Controls - Updated
I wrote the first version of this post nearly 3 years ago. It is interesting that since then much of it remains true. Oddly, it also still seems surprising to people that security breaches are often the result of unintended control lapses rather than innovative attacks or risk blind spots.
There are some notable exceptions, of course, especially with respect to exploits of zero-day vulnerabilities and whole classes of attacks where the control flow logic of application or API calls are manipulated.
But the vast majority of attacks that are either well known (or that I have otherwise become aware of) still seem to have this common pattern - that they are not the result of some awesome attacker capability to exploit some hitherto unknown vulnerability or to realize a risk from some combination of controls weakness not contemplated. Rather, a remarkably common pattern is that the control or controls that would have stopped the attack (or otherwise detected/contained it) were thought to be present and operational but for some reason were actually not - just when they were most needed. There are many reasons for these failures to sustain the correct implementation of important controls, for example: a bad change, operational error, a new implementation that was incomplete, other faults/breakage, some wider change that nullified the in-situ control, ongoing lack of configuration discipline and many other operational factors. In fact any issue that drives any type of system error can be an issue that negates or disables a control. The incident/after action reviews no doubt have the same moments of people exclaiming: “But didn’t we have a [ process | tool | component ] to stop that happening?” Also, sometimes the exclamation is: “But didn’t our [ Board | Risk Committee | CISO ] mandate that this be fixed some time ago?” Incidentally, we talk about attacks but a similar pattern exists for control failures that lead to other types of incidents across the full spectrum of enterprise risk domains. I’ve seen plenty of examples where there were runaway issues of system reboots, access revocation, duplicated transactions or errant algorithms where the circuit-breaker or other control harness (that was designed to be the independent safety check) failed due to insufficiently regular testing.

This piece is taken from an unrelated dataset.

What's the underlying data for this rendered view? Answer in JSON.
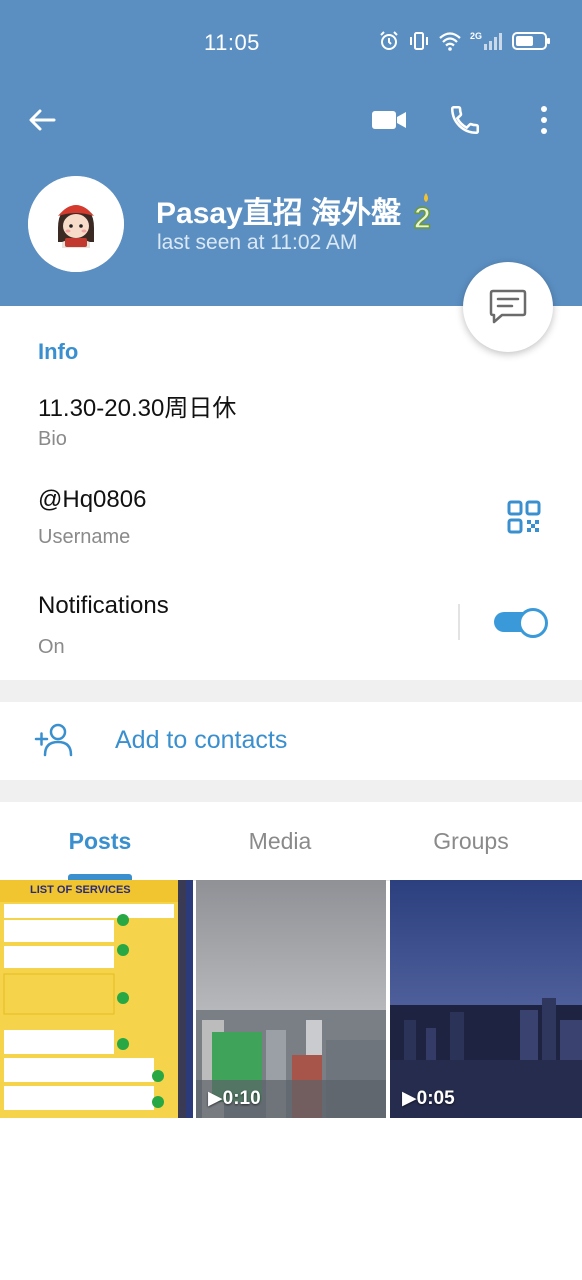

So, what to do. Treat controls as first class objects like other parts of a system's function.
Catalog controls. Build a catalog of key controls using a well formed ontology - the overall FAIR controls ontology is very good). OSCAL and an evolving eco-system of continuous controls validation is also making great progress.
Control design reviews. Conduct independent assurance / design reviews for key controls. This doesn't have to be fully independent - but at least a peer review in whatever development methodology / style you operate.

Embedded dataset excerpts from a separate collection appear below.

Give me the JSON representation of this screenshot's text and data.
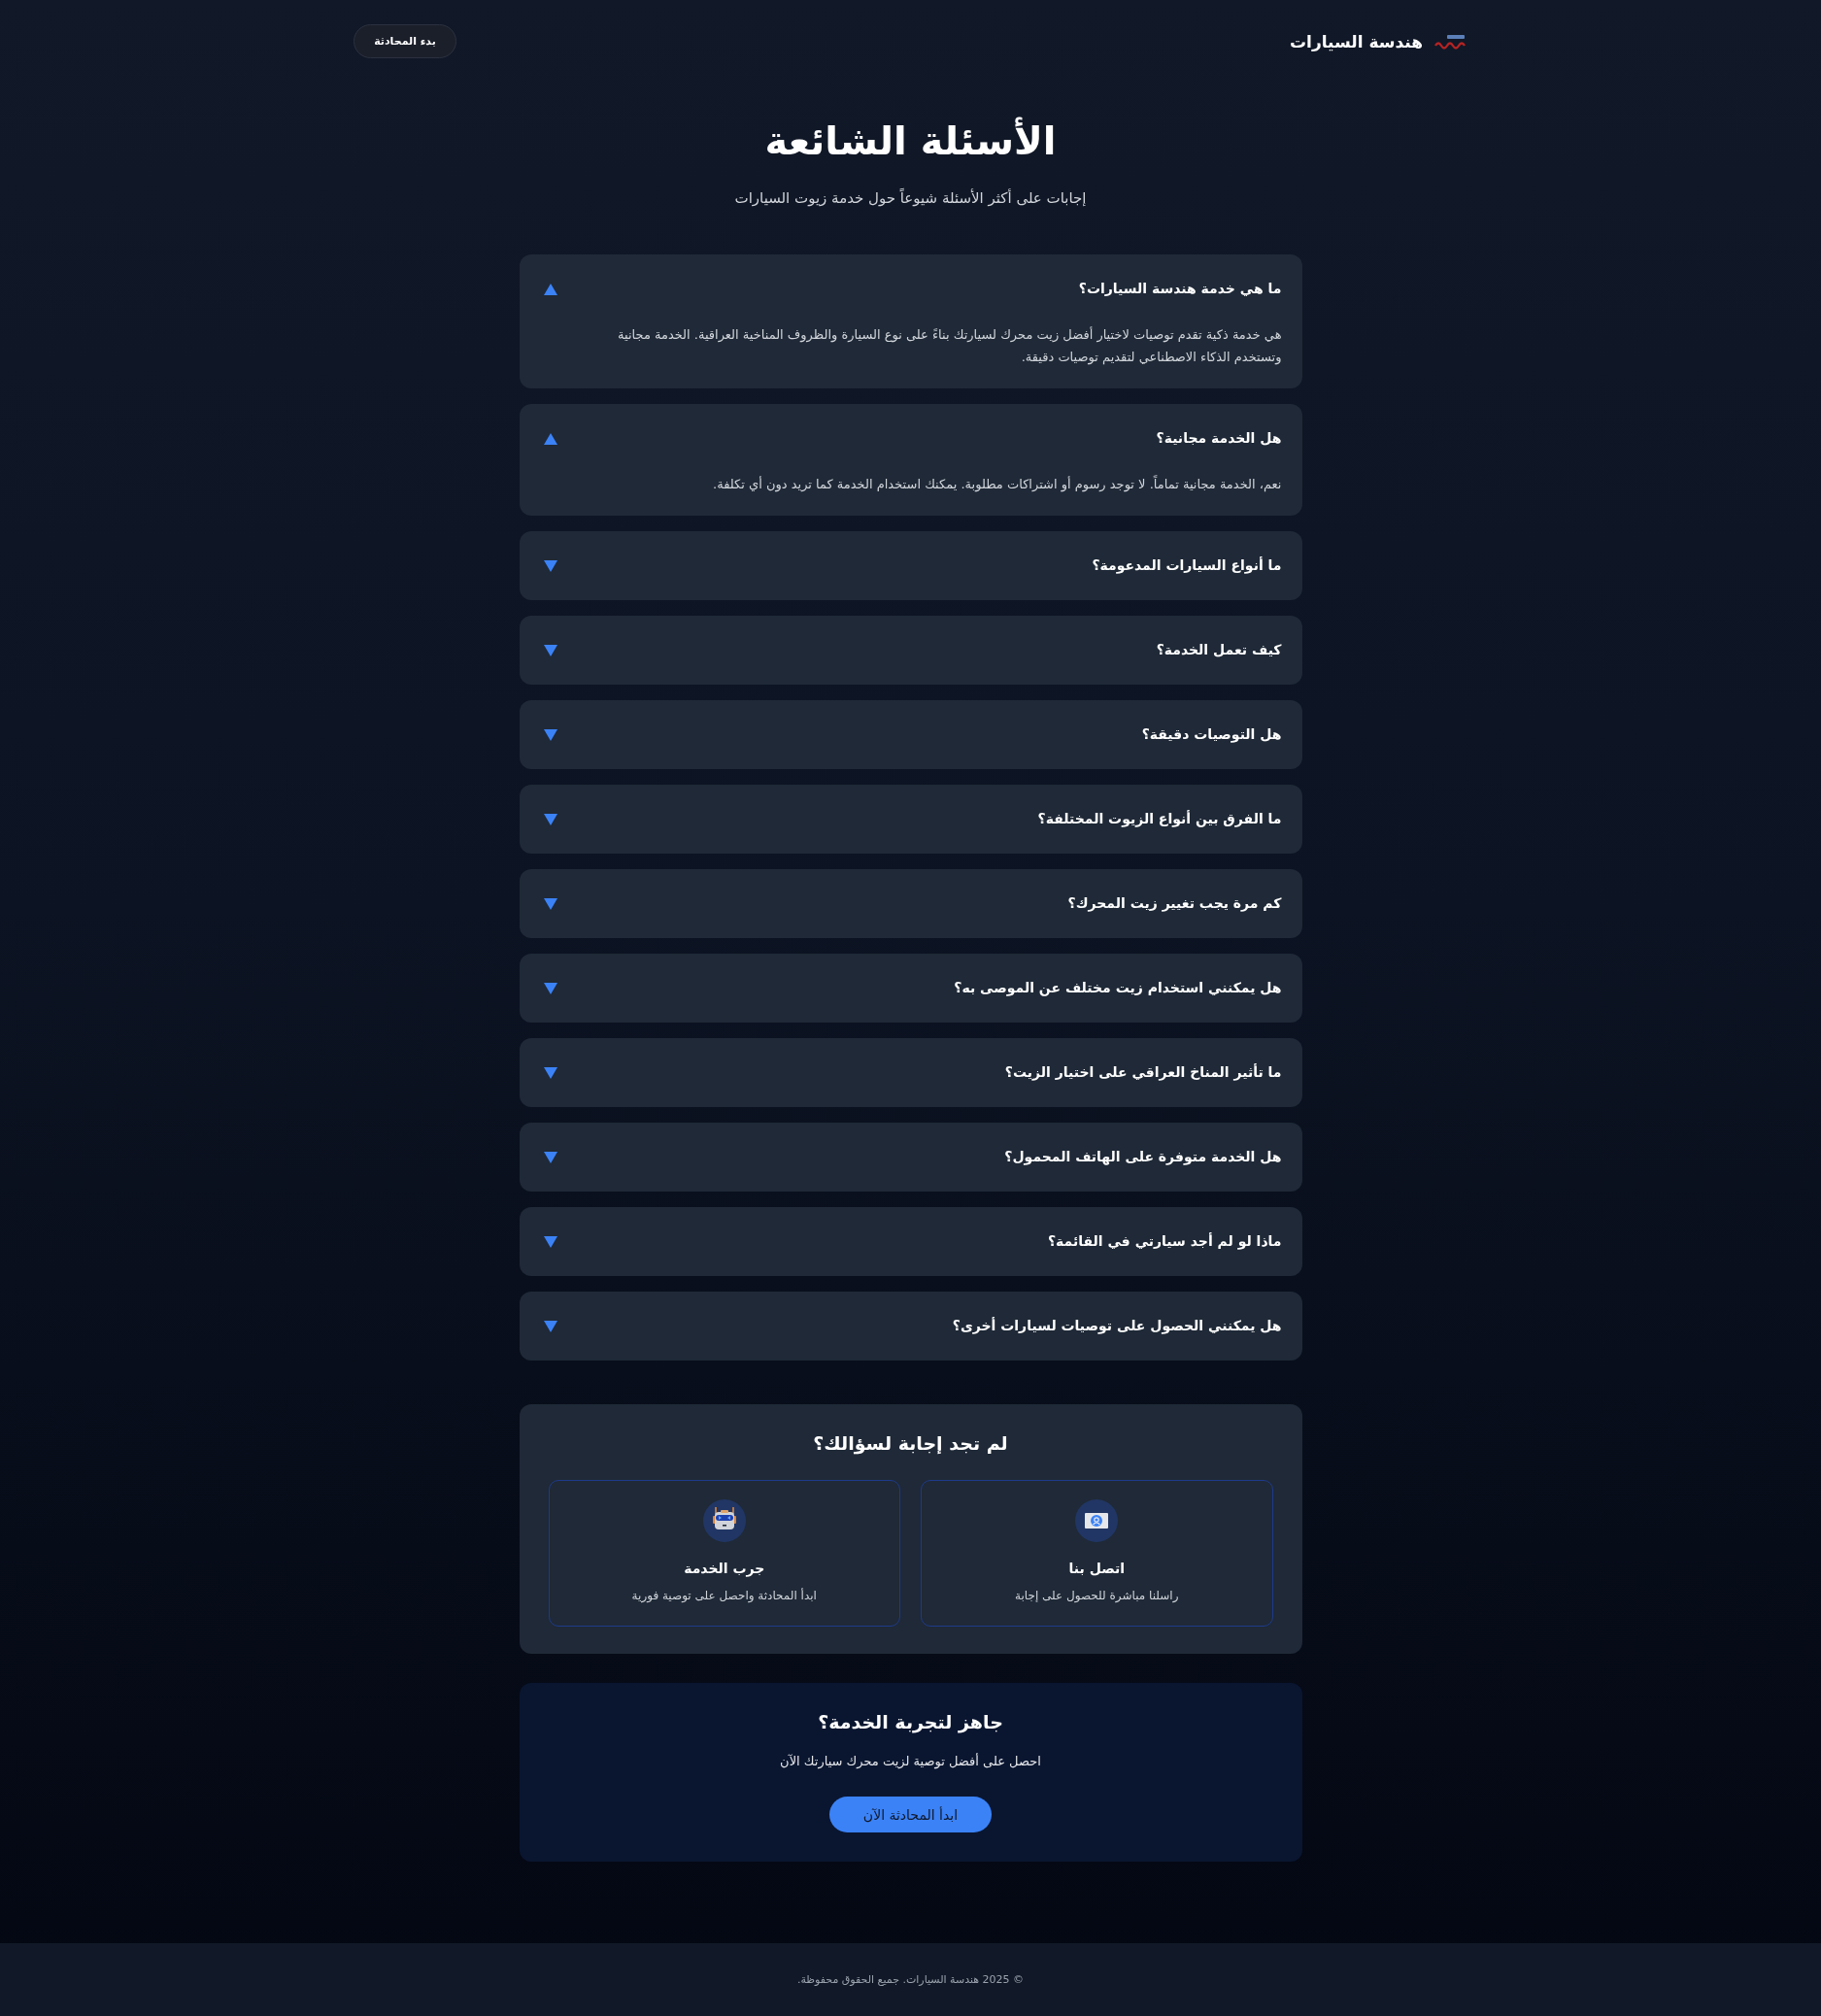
{
  "header": {
    "brand": "هندسة السيارات",
    "button": "بدء المحادثة"
  },
  "hero": {
    "title": "الأسئلة الشائعة",
    "subtitle": "إجابات على أكثر الأسئلة شيوعاً حول خدمة زيوت السيارات"
  },
  "faq": [
    {
      "question": "ما هي خدمة هندسة السيارات؟",
      "expanded": true,
      "answer": "هي خدمة ذكية تقدم توصيات لاختيار أفضل زيت محرك لسيارتك بناءً على نوع السيارة والظروف المناخية العراقية. الخدمة مجانية وتستخدم الذكاء الاصطناعي لتقديم توصيات دقيقة."
    },
    {
      "question": "هل الخدمة مجانية؟",
      "expanded": true,
      "answer": "نعم، الخدمة مجانية تماماً. لا توجد رسوم أو اشتراكات مطلوبة. يمكنك استخدام الخدمة كما تريد دون أي تكلفة."
    },
    {
      "question": "ما أنواع السيارات المدعومة؟",
      "expanded": false
    },
    {
      "question": "كيف تعمل الخدمة؟",
      "expanded": false
    },
    {
      "question": "هل التوصيات دقيقة؟",
      "expanded": false
    },
    {
      "question": "ما الفرق بين أنواع الزيوت المختلفة؟",
      "expanded": false
    },
    {
      "question": "كم مرة يجب تغيير زيت المحرك؟",
      "expanded": false
    },
    {
      "question": "هل يمكنني استخدام زيت مختلف عن الموصى به؟",
      "expanded": false
    },
    {
      "question": "ما تأثير المناخ العراقي على اختيار الزيت؟",
      "expanded": false
    },
    {
      "question": "هل الخدمة متوفرة على الهاتف المحمول؟",
      "expanded": false
    },
    {
      "question": "ماذا لو لم أجد سيارتي في القائمة؟",
      "expanded": false
    },
    {
      "question": "هل يمكنني الحصول على توصيات لسيارات أخرى؟",
      "expanded": false
    }
  ],
  "help": {
    "title": "لم تجد إجابة لسؤالك؟",
    "cards": [
      {
        "kind": "contact",
        "title": "اتصل بنا",
        "text": "راسلنا مباشرة للحصول على إجابة"
      },
      {
        "kind": "demo",
        "title": "جرب الخدمة",
        "text": "ابدأ المحادثة واحصل على توصية فورية"
      }
    ]
  },
  "cta": {
    "title": "جاهز لتجربة الخدمة؟",
    "text": "احصل على أفضل توصية لزيت محرك سيارتك الآن",
    "button": "ابدأ المحادثة الآن"
  },
  "footer": {
    "text": "© 2025 هندسة السيارات. جميع الحقوق محفوظة."
  }
}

Controls as code. Treat controls (especially security controls) as automation / code. Build tests / coverage for control correctness as you would with other code.
Build-time tests. Test for the presence and integration of controls at build time in integration / deploy suites. Different styles of test will be needed depending on the nature of the controls (component, software, hardware etc.)

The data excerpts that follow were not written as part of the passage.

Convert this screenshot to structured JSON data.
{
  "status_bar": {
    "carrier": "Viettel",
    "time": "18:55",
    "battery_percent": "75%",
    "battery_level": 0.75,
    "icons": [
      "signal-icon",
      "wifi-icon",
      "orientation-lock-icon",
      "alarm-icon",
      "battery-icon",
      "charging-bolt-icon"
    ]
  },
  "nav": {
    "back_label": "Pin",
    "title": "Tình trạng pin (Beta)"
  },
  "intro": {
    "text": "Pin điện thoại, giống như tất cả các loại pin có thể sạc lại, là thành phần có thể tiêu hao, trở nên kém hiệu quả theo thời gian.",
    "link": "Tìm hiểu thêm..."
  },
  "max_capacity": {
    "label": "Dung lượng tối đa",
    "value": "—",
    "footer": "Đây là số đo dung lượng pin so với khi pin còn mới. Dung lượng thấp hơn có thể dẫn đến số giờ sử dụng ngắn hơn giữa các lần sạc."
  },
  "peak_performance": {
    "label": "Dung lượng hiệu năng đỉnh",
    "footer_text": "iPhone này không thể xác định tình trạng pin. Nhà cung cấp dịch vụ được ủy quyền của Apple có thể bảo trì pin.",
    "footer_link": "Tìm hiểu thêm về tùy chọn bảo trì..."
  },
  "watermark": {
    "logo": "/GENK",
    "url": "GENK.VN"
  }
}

Continuous control monitoring. Perform continuous control monitoring to assure the continued correct operation of controls at run time and assure sustained completeness of deployment. Minimize the time between a potential control failure and the detection/correction of that failure. This can be done by collecting data from the control’s operation but it can also be detected by injecting synthetic events to test the control's operation and its liveness / effectiveness. I remember, a number of years ago a team of mine in a prior organization stumbled across some network intrusion detection sensors that has been reading “zero” i.e. no events for a few days and then correctly concluded that it was odd for there to be no events, not even false positives (which was pretty common for N-IDS those days). It turned out all the devices, which were connected to network switch span ports, had been isolated due to an ineffectively tested network change. After that we developed (and patented) a technology (internally called “Phantom Recon”) to inject synthetic events into controls to test they were always working. This pre-dated so called attack simulation technologies. As an aside, in part this was intellectually stimulated by the real-world situation of radiation hardened environments which are designed to keep radiation leaks from escaping. This hardening also stops background radiation so radiation detectors always read zero, hence you don’t know if they’re working. So, some contain small (harmless) radiation sources to make the sensors always read something so a casual glance can observe if it's reading zero, and hence observe it is broken.
Uninstrumented controls are bad controls. Declare any control that doesn’t prove amenable to such assurance or doesn’t emit the data needed for continuous monitoring to be a control in need of improvement / replacement. This is irrespective of whether, otherwise, it is an effective control.
Record control incidents. When a control (or instance of a control) is detected as having failed then declare a "control incident" and handle as if a security incident has occurred (as it might well actually become if not attended to quickly enough).
Manage control incidents. Treat control incidents as first class objects alongside security incidents (reporting, escalation, after action review, thematic analysis) whether or not the control incident actually resulted in a security incident. [consider close-calls as well as actual incidents].
Bottom line: many incidents are not due to a lack of conception of controls but due to failures of expected controls. Hence the need to conduct continuous control monitoring. Treat control incidents as first class events like security incidents. Validate continuously.